The laugh that slips out of me isn’t amused. It’s brittle.

“What options? My family’s gone. I have no savings. I dropped out of school, remember? I flamed out. I disappeared for a year and came back to nothing but the debt I was in after losing my scholarship.”

She doesn’t flinch. Just watches me, steady.

“Mico would give you the world in a heartbeat.”

The name cuts sharper than I want it to.

“Well fuck him,” I snap.

Nicola doesn’t blink. She just shrugs and reaches for her hoops.

“Okay,” she says simply. “But you’re still bleeding, babe. Doesn’t matter who you blame.”

I don’t reply. I just tug my hair up into a ponytail, lips tight, chest heavier than it should be.

Mico was my brother’s best friend. The first man I ever loved. Older, serious, kind in the way that made me feel like I was made of glass and poetry. My mother adored him—used to say,“That boy will protect you long after your brother’s gone.”

And I believed her. Ibelievedhim.

But when I crumbled, Mico didn’t stay.

He arranged the rehab. Signed the forms. Paid the deposit.

And that was the last time I saw his face.

I called. Texted. Emailed. Sent letters. I even went to the naval base he was posted at, stood outside for hours until someone finally came out and said,“He doesn’t want visitors.”

But each month, right on time, five thousand dollars arrived into the family account I had. From him. No note. No name. Just money.
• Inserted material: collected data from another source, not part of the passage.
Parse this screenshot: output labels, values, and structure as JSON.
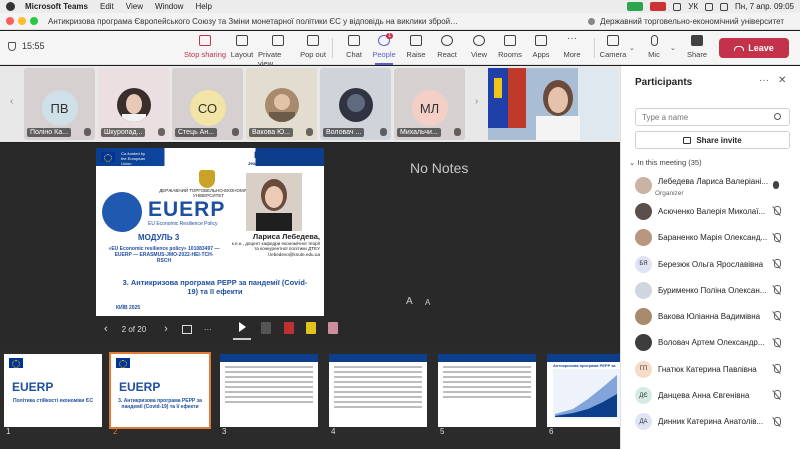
{
  "menubar": {
    "app": "Microsoft Teams",
    "menus": [
      "Edit",
      "View",
      "Window",
      "Help"
    ],
    "lang": "УК",
    "datetime": "Пн, 7 апр. 09:05"
  },
  "window": {
    "title": "Антикризова програма Європейського Союзу та Зміни монетарної політики ЄС у відповідь на виклики зброй…",
    "org": "Державний торговельно-економічний університет"
  },
  "toolbar": {
    "timer": "15:55",
    "stop_sharing": "Stop sharing",
    "layout": "Layout",
    "private_view": "Private view",
    "pop_out": "Pop out",
    "chat": "Chat",
    "people": "People",
    "people_badge": "1",
    "raise": "Raise",
    "react": "React",
    "view": "View",
    "rooms": "Rooms",
    "apps": "Apps",
    "more": "More",
    "camera": "Camera",
    "mic": "Mic",
    "share": "Share",
    "leave": "Leave"
  },
  "strip": {
    "tiles": [
      {
        "initials": "ПВ",
        "name": "Поліно Ка...",
        "color": "#cfe0e8"
      },
      {
        "initials": "",
        "name": "Шкуропад...",
        "color": "#e9d9dc"
      },
      {
        "initials": "СО",
        "name": "Стець Ан...",
        "color": "#f2e4a6"
      },
      {
        "initials": "",
        "name": "Вакова Ю...",
        "color": "#d8c9a8"
      },
      {
        "initials": "",
        "name": "Воловач ...",
        "color": "#9aa7b8"
      },
      {
        "initials": "МЛ",
        "name": "Михальчи...",
        "color": "#f3cfc6"
      }
    ]
  },
  "slide": {
    "cofunded": "Co-funded by the European Union",
    "university": "ДЕРЖАВНИЙ ТОРГОВЕЛЬНО-ЕКОНОМІЧНИЙ УНІВЕРСИТЕТ",
    "erasmus": "Erasmus+",
    "jean_monnet": "Jean Monnet Modules",
    "euerp": "EUERP",
    "euerp_sub": "EU Economic Resilience Policy",
    "module": "МОДУЛЬ 3",
    "project_lines": "«EU Economic resilience policy» 101083497 — EUERP — ERASMUS-JMO-2022-HEI-TCH-RSCH",
    "author_name": "Лариса Лебедева,",
    "author_info": "к.е.н., доцент кафедри економічної теорії та конкурентної політики ДТЕУ l.lebedevo@knute.edu.ua",
    "title": "3. Антикризова програма РЕРР за пандемії (Covid-19) та її ефекти",
    "city": "КИЇВ 2025"
  },
  "stage": {
    "no_notes": "No Notes",
    "font_down": "A",
    "font_up": "A",
    "page": "2 of 20",
    "prev": "‹",
    "next": "›"
  },
  "thumbnails": [
    {
      "num": "1",
      "big": "EUERP",
      "caption": "Політика стійкості економіки ЄС"
    },
    {
      "num": "2",
      "big": "EUERP",
      "caption": "3. Антикризова програма РЕРР за пандемії (Covid-19) та її ефекти"
    },
    {
      "num": "3",
      "big": "",
      "caption": ""
    },
    {
      "num": "4",
      "big": "",
      "caption": ""
    },
    {
      "num": "5",
      "big": "",
      "caption": ""
    },
    {
      "num": "6",
      "big": "",
      "caption": "Антикризова програма РЕРР за пандемії"
    }
  ],
  "participants": {
    "title": "Participants",
    "search_placeholder": "Type a name",
    "share_invite": "Share invite",
    "section": "In this meeting (35)",
    "list": [
      {
        "initials": "",
        "name": "Лебедева Лариса Валеріані...",
        "role": "Organizer",
        "color": "#c9b4a4",
        "muted": false
      },
      {
        "initials": "",
        "name": "Асюченко Валерія Миколаї...",
        "role": "",
        "color": "#5a4f4a",
        "muted": true
      },
      {
        "initials": "",
        "name": "Бараненко Марія Олександ...",
        "role": "",
        "color": "#b99680",
        "muted": true
      },
      {
        "initials": "БЯ",
        "name": "Березюк Ольга Ярославівна",
        "role": "",
        "color": "#dfe3f5",
        "muted": true
      },
      {
        "initials": "",
        "name": "Бурименко Поліна Олексан...",
        "role": "",
        "color": "#cfd6e0",
        "muted": true
      },
      {
        "initials": "",
        "name": "Вакова Юліанна Вадимівна",
        "role": "",
        "color": "#a88b6c",
        "muted": true
      },
      {
        "initials": "",
        "name": "Воловач Артем Олександр...",
        "role": "",
        "color": "#3d3d3d",
        "muted": true
      },
      {
        "initials": "ГП",
        "name": "Гнатюк Катерина Павлівна",
        "role": "",
        "color": "#f6dcc8",
        "muted": true
      },
      {
        "initials": "ДЄ",
        "name": "Данцева Анна Євгенівна",
        "role": "",
        "color": "#d6ece3",
        "muted": true
      },
      {
        "initials": "ДА",
        "name": "Динник Катерина Анатолів...",
        "role": "",
        "color": "#dfe3f5",
        "muted": true
      }
    ]
  }
}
Like I was a mess he felt obligated to clean up after.

He didn’t want me. He pitied me. He paid to forget me.

I don’t need him. And I don’t need his money. I never touched a penny of it.

Nicola turns toward me. Her expression softens into something private, something only we understand.

She cups my face with both hands, warm and grounding. Then she kisses the tip of my nose.

“It’s okay, my feisty cat,” she says gently. “Fuck the promiscuous housewife, fuck the spoiled teenager,fuck Mico.”

A laugh punches out of me—quiet, bitter. “Fuck you.”

She grins, feral and loving. “Fuck me and fuck this shift. Let’s go make as many tips as we can, okay?”

I nod. We link arms and push out into the night.